Taliban, Mr Miliband? Taliban Schmaliban!

The last eight years begin to look like a speeded-up version of so many old-model colonisation-decolonisations. Invade and destroy the old regime; secure the resources; divide and rule the population; identify and cultivate the most corruptible local elites; install them in power; officially pull out, … but in reality control of the economy remains in our hands. I say ‘our hands’ but mean the bloody hooks of the bankers and contractors. As in Egypt, so in Afghanistan, we, the real we, merely provided the initial tax base and soldiery (this is Combat Barbie’s ‘service.’).

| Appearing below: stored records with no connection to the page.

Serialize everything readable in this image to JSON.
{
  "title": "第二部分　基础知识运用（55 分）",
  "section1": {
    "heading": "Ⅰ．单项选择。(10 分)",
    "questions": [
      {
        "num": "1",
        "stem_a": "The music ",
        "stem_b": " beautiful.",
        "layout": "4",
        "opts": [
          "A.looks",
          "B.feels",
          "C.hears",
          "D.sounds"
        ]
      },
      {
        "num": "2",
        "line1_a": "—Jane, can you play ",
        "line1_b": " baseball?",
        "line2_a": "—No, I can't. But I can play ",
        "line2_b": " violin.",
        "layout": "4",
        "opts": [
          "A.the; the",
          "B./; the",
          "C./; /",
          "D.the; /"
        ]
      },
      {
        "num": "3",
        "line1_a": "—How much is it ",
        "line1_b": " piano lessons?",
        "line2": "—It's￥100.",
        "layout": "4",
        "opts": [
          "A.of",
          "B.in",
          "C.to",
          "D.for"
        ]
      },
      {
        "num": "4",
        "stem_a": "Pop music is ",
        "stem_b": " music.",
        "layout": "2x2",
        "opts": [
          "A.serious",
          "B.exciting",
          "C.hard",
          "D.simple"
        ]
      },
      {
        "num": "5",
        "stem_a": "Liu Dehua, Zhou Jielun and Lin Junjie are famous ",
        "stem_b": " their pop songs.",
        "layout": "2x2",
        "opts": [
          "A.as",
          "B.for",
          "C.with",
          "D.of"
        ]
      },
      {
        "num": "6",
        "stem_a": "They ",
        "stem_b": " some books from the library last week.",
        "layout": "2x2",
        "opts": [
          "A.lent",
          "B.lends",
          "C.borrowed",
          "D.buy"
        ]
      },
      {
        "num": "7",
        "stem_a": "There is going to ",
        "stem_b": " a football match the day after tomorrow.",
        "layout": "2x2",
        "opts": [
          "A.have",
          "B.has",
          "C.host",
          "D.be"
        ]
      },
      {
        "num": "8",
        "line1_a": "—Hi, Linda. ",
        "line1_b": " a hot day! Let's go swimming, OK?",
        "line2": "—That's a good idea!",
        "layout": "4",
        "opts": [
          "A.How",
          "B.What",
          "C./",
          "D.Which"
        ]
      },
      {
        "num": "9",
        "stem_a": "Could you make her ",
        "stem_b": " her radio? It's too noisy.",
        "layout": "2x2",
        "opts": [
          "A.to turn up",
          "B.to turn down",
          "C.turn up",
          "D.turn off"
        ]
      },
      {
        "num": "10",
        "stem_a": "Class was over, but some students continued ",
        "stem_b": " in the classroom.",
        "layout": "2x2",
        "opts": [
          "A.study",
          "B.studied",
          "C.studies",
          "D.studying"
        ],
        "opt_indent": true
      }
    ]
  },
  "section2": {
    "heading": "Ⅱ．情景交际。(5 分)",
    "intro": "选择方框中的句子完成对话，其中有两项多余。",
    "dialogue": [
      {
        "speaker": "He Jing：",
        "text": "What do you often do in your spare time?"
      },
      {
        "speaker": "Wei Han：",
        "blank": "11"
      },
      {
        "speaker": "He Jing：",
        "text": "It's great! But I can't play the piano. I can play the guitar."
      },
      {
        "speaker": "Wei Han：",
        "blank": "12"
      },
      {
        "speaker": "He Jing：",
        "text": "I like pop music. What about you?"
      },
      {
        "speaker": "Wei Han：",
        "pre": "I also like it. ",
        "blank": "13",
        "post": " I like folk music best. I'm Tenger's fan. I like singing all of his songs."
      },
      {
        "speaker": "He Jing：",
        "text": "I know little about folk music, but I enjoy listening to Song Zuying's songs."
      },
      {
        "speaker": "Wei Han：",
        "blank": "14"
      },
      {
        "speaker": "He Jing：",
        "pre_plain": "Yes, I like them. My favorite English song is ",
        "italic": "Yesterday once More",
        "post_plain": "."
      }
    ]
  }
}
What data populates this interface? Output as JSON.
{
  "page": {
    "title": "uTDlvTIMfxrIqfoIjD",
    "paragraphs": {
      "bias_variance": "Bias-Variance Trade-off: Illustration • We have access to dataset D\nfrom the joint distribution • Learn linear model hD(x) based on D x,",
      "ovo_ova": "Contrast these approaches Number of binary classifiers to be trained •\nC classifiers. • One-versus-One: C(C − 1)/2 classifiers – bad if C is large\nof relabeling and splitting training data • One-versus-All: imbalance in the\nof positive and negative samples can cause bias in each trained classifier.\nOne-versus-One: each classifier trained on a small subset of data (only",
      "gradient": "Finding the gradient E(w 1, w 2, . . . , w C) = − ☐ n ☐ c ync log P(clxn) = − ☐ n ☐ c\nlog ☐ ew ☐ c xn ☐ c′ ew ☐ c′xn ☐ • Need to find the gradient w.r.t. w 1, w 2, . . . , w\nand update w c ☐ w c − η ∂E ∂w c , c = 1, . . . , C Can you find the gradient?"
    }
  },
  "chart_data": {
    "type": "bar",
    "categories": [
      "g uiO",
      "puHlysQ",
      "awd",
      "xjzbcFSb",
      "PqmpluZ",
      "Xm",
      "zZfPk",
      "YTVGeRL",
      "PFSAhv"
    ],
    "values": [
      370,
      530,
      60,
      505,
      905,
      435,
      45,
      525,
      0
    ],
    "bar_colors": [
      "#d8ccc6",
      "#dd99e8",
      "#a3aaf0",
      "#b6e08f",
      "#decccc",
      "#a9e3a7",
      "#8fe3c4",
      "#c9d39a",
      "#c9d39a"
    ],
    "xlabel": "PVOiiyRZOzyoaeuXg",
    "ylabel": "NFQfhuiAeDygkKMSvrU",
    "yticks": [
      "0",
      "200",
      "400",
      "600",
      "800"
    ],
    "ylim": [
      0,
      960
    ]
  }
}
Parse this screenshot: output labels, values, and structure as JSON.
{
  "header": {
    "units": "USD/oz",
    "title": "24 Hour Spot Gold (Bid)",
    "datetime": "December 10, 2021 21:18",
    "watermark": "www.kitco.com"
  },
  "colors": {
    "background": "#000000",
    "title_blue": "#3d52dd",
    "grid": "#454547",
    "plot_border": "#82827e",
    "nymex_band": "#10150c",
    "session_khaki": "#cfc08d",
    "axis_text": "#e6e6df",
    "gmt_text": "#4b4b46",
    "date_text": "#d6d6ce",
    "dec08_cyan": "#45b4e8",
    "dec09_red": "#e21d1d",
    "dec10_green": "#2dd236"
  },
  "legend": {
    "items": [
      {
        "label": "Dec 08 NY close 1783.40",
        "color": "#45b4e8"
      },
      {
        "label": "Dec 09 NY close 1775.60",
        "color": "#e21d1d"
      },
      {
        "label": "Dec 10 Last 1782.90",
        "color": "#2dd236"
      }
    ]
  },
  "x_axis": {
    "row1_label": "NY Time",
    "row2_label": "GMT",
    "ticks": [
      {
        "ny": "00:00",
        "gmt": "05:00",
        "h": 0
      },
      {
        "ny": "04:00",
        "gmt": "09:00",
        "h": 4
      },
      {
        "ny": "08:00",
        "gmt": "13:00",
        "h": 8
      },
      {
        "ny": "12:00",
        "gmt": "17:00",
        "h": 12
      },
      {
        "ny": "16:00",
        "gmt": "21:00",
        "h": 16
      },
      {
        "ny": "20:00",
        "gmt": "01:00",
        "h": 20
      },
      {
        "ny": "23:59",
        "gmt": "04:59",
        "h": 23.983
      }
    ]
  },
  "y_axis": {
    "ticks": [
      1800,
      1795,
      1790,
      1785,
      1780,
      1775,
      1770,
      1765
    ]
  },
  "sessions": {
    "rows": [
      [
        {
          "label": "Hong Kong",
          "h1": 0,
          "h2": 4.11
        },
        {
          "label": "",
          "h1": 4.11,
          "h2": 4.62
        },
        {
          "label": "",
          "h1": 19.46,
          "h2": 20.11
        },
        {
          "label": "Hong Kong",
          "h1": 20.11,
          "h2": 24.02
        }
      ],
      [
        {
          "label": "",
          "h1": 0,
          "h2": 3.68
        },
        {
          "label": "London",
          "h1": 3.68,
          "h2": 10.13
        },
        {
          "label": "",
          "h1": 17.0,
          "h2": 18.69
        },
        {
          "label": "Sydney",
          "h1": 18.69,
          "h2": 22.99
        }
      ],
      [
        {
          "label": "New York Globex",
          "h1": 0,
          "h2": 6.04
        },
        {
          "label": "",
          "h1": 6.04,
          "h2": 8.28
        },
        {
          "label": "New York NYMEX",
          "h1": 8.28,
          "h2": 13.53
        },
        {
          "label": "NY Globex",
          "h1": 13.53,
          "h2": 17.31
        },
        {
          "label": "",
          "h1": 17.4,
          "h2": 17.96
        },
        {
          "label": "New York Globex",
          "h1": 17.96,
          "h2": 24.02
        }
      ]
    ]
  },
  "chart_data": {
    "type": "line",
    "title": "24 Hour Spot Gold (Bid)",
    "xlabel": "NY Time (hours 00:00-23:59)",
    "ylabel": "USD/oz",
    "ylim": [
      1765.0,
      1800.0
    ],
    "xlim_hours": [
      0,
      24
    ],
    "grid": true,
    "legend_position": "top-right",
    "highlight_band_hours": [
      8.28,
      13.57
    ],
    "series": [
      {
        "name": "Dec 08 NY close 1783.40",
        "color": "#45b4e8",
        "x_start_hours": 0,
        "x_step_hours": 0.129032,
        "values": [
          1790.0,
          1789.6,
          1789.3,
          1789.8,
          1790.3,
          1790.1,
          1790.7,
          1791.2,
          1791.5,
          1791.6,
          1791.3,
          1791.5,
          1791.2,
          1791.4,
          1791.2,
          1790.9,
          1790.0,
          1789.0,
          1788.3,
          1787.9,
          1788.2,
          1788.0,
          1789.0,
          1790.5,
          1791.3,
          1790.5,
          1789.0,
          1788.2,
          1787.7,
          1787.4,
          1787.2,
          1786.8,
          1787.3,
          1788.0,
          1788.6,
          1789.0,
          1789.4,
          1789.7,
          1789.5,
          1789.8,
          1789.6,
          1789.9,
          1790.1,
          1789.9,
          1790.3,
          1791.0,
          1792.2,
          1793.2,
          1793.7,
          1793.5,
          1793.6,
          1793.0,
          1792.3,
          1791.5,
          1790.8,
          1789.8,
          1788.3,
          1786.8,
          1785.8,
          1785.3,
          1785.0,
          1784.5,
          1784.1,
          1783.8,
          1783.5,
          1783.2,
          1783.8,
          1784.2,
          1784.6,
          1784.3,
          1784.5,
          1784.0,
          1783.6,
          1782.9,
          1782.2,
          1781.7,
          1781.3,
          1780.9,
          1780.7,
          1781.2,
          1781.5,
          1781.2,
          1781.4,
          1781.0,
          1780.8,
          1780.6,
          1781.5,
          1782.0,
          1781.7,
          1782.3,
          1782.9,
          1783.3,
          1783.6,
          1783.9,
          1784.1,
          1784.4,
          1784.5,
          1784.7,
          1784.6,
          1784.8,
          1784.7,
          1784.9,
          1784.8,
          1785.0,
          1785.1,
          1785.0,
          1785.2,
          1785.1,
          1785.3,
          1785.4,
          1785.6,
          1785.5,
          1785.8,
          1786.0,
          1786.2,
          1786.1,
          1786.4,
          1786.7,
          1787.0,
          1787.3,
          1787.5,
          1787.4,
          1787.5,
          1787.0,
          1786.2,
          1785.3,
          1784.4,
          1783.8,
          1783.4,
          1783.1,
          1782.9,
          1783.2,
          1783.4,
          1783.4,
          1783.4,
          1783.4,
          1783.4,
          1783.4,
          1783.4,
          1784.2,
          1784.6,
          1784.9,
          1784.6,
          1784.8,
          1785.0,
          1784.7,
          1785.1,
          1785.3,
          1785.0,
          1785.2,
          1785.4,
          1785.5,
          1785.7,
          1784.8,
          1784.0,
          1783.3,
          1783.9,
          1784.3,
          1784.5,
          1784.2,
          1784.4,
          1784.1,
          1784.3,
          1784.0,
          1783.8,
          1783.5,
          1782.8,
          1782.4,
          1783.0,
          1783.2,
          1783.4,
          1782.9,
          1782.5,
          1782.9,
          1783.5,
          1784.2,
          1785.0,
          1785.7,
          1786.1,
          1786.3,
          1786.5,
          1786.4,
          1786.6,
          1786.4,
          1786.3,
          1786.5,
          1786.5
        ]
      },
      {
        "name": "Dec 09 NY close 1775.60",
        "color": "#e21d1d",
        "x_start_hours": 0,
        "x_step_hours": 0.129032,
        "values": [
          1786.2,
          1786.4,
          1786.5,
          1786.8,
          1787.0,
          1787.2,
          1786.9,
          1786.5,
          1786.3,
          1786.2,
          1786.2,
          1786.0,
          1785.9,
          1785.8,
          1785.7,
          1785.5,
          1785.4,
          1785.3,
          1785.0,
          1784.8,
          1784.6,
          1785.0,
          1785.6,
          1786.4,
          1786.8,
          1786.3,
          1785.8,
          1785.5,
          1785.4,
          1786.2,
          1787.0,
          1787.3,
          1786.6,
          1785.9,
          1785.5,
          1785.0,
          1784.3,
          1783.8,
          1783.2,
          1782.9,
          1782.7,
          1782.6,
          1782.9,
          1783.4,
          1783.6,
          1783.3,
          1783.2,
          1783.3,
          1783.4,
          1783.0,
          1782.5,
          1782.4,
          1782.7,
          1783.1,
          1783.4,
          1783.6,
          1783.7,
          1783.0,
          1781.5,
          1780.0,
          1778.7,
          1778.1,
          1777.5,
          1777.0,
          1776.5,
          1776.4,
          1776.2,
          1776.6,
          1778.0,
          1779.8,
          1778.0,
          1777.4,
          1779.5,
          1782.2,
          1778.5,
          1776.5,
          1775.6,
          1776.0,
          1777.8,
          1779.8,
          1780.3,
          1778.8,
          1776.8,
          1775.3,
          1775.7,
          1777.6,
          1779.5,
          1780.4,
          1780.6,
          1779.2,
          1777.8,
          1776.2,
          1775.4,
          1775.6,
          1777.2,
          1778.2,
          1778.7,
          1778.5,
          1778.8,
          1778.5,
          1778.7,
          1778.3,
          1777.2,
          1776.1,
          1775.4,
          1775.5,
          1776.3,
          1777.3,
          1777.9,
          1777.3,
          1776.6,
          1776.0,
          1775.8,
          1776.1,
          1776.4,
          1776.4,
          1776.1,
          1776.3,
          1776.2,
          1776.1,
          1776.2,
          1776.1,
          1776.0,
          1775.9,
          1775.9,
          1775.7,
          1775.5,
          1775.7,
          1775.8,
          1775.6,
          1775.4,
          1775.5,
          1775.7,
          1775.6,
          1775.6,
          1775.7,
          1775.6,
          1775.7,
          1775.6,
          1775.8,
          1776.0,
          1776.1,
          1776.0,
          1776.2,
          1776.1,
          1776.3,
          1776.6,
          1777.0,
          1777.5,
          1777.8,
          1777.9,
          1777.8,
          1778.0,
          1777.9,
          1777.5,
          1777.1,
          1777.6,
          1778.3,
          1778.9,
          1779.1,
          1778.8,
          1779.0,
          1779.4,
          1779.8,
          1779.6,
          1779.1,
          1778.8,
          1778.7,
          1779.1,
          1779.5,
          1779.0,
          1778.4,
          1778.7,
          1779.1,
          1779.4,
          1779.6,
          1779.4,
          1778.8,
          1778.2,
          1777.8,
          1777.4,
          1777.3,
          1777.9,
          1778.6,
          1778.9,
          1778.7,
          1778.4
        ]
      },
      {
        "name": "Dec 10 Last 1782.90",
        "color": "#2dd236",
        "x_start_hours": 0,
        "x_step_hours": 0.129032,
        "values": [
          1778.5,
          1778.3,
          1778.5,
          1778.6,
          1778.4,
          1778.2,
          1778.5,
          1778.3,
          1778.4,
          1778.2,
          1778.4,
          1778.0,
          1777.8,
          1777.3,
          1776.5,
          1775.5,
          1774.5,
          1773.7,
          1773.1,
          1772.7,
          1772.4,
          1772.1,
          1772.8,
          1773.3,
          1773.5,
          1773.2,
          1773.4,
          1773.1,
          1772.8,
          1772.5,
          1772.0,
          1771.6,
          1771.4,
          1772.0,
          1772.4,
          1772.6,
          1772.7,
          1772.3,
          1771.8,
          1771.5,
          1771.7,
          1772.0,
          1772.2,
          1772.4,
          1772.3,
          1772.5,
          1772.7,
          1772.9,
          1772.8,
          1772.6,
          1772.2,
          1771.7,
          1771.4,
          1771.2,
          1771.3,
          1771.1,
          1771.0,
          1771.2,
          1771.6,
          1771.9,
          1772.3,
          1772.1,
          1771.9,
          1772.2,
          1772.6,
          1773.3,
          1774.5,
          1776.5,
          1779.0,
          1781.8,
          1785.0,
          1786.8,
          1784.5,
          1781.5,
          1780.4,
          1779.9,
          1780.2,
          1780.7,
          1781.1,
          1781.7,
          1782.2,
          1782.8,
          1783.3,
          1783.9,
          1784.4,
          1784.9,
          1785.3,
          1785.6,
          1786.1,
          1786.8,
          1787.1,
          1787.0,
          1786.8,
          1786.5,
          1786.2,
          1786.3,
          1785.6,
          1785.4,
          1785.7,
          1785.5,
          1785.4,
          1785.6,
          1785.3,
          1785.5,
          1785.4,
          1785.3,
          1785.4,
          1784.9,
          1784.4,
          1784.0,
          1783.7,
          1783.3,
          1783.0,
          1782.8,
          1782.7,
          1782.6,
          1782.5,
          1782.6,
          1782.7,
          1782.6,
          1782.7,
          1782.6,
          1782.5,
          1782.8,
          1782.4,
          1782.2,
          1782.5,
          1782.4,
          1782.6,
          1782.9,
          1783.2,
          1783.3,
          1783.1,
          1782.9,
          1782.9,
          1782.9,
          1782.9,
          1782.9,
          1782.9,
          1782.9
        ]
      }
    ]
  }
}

The system of transferring nominal authority without threatening the bankers’ actual control was developed and perfected by Sir Andrew Cohen at the Foreign office in the late 1940s. See Ronald Robinson, ‘Imperial Theory and the Question of Imperialism after Empire,’ and the same author’s contribution to Morris-Jones and Fischer (Eds), Decolonization and After: The British and French Experience (Cass, 1980), ‘Andrew Cohen and the Transfer of Political Power in Tropical Africa, 1940-1951.’ In the first of these Robinson asks whether decolonisation and the recognition of nationalist claims was not simply the ‘continuation of imperialism by other and more efficient means?’ Aye, and still is.